THE times during which the present St. Nicholas Church was built were so very like our own that the site of the venerable, ugly, yet dignified building cannot do other than excite a sympathetic echo in our minds.

A church of St. Nicholas was erected on the site of the present building soon after the Conquest, and it seems to have been very like the St. Peter’s Church that we know. Whatever its appearance, it did its work usefully and quietly as a parish church until 1642. Then the times were out of joint.

King Charles and the Parliament were at each other’s throat, and the country rang with the battle cry of the Roundhead and Cavalier. Colonel Huchinson held Nottingham Castle for the Parliament, and was attacked by a body of Newarkers acting for the King.

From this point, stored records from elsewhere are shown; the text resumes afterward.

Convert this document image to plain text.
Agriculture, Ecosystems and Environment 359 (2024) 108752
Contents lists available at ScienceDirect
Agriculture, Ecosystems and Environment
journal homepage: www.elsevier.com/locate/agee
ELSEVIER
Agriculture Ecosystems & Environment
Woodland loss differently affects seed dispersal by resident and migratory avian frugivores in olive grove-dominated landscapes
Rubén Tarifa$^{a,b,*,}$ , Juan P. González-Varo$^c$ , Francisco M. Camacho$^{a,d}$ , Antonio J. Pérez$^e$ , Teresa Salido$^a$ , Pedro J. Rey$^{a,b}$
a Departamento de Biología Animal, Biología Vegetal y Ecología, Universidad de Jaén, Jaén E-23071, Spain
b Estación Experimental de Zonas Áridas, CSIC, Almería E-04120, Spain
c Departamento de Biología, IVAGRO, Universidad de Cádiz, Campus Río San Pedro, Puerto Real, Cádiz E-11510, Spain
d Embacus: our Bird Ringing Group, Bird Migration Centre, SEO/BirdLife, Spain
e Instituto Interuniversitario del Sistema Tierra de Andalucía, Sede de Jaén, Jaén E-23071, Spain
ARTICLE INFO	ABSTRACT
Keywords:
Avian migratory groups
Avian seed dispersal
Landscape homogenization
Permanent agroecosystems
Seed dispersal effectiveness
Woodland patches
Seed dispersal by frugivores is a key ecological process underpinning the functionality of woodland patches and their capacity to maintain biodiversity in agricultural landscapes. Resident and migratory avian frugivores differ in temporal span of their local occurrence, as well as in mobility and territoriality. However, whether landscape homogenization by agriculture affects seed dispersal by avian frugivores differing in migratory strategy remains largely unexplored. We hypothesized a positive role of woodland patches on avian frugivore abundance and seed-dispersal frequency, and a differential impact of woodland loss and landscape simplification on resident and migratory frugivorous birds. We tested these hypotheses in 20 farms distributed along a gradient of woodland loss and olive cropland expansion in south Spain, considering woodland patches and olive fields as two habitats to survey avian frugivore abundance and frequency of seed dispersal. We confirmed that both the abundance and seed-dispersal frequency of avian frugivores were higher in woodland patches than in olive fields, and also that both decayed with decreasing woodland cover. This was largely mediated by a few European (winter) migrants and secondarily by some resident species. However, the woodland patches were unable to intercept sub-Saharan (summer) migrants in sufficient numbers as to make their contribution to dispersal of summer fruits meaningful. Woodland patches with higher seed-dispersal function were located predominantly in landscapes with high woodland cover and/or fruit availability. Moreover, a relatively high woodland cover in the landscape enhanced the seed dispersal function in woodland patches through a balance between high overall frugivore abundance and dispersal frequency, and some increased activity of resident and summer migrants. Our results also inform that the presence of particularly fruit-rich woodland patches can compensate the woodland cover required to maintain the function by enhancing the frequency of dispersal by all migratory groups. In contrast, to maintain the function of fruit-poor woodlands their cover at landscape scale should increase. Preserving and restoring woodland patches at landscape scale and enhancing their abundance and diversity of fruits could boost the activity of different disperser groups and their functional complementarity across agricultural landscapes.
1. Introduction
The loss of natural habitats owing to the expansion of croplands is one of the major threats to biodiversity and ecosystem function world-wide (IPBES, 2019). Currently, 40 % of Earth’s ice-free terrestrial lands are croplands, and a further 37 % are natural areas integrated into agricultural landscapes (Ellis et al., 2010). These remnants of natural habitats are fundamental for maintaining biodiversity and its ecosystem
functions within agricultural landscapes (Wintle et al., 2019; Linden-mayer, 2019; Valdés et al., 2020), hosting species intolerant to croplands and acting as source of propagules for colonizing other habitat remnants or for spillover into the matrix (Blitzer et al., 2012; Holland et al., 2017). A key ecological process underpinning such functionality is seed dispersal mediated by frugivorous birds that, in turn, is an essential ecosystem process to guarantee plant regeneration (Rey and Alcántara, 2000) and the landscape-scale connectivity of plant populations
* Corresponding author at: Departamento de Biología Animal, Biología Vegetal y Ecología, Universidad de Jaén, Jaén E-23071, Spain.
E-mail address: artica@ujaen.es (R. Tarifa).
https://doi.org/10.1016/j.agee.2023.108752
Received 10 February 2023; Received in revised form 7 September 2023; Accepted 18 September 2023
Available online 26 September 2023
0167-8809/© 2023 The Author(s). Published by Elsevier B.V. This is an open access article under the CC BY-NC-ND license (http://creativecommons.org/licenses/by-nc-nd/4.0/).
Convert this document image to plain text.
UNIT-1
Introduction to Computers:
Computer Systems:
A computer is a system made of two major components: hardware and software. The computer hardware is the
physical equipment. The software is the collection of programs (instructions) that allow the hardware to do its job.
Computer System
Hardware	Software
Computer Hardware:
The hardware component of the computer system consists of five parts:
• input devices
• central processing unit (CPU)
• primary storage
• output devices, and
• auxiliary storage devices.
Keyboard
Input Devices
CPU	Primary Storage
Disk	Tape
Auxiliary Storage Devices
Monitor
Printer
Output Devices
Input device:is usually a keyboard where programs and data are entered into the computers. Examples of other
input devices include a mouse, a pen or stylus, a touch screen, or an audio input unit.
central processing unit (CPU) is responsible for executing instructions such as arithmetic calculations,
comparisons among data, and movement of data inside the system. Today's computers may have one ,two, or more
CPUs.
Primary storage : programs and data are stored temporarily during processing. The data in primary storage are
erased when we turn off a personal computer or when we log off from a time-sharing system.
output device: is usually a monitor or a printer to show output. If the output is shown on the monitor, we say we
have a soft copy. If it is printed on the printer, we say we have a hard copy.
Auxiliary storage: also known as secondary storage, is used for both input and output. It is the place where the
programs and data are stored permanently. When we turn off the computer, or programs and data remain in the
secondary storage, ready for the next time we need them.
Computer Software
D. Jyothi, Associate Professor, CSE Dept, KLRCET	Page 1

They were almost successful in their attempt but not quite.

However, they established themselves in the tower of the old St. Nicholas Church, and proceeded to bombard the garrison of the Castle with such effect that when they were finally dislodged, Colonel Hutchinson felt that he dare not expose his men to a repetition of the experience, and so caused the old church to be completely destroyed.

The homeless congregation were accommodated in a loft over St. Peter’s Chancel but they were once more rendered homeless by a fresh bombardment, for thirty-five years the site of St. Nicholas remained vacant, but at last in 1678 a fresh start was made and a new church was erected—the nucleus of the building we know. Men were war-weary and tired of being over-governed.

King Charles II. had been restored to the throne of his fathers a dozen years before, and all the golden promise of that anna mirabilis had faded into disappointment. The ancient nobility and gentry were impoverished by sequestration and taxation, and the new owners of wealth had not had time to realise their responsibilities.

All this and much more is reflected in the poorness of the architecture and the cheapness of the material of the portions of St. Nicholas Church which date from about the time of Titus Oates.

Nevertheless, there are few places in Nottingham where the quietness and dignity of the Eighteenth Century may be more readily recovered than within the walls of this ancient building.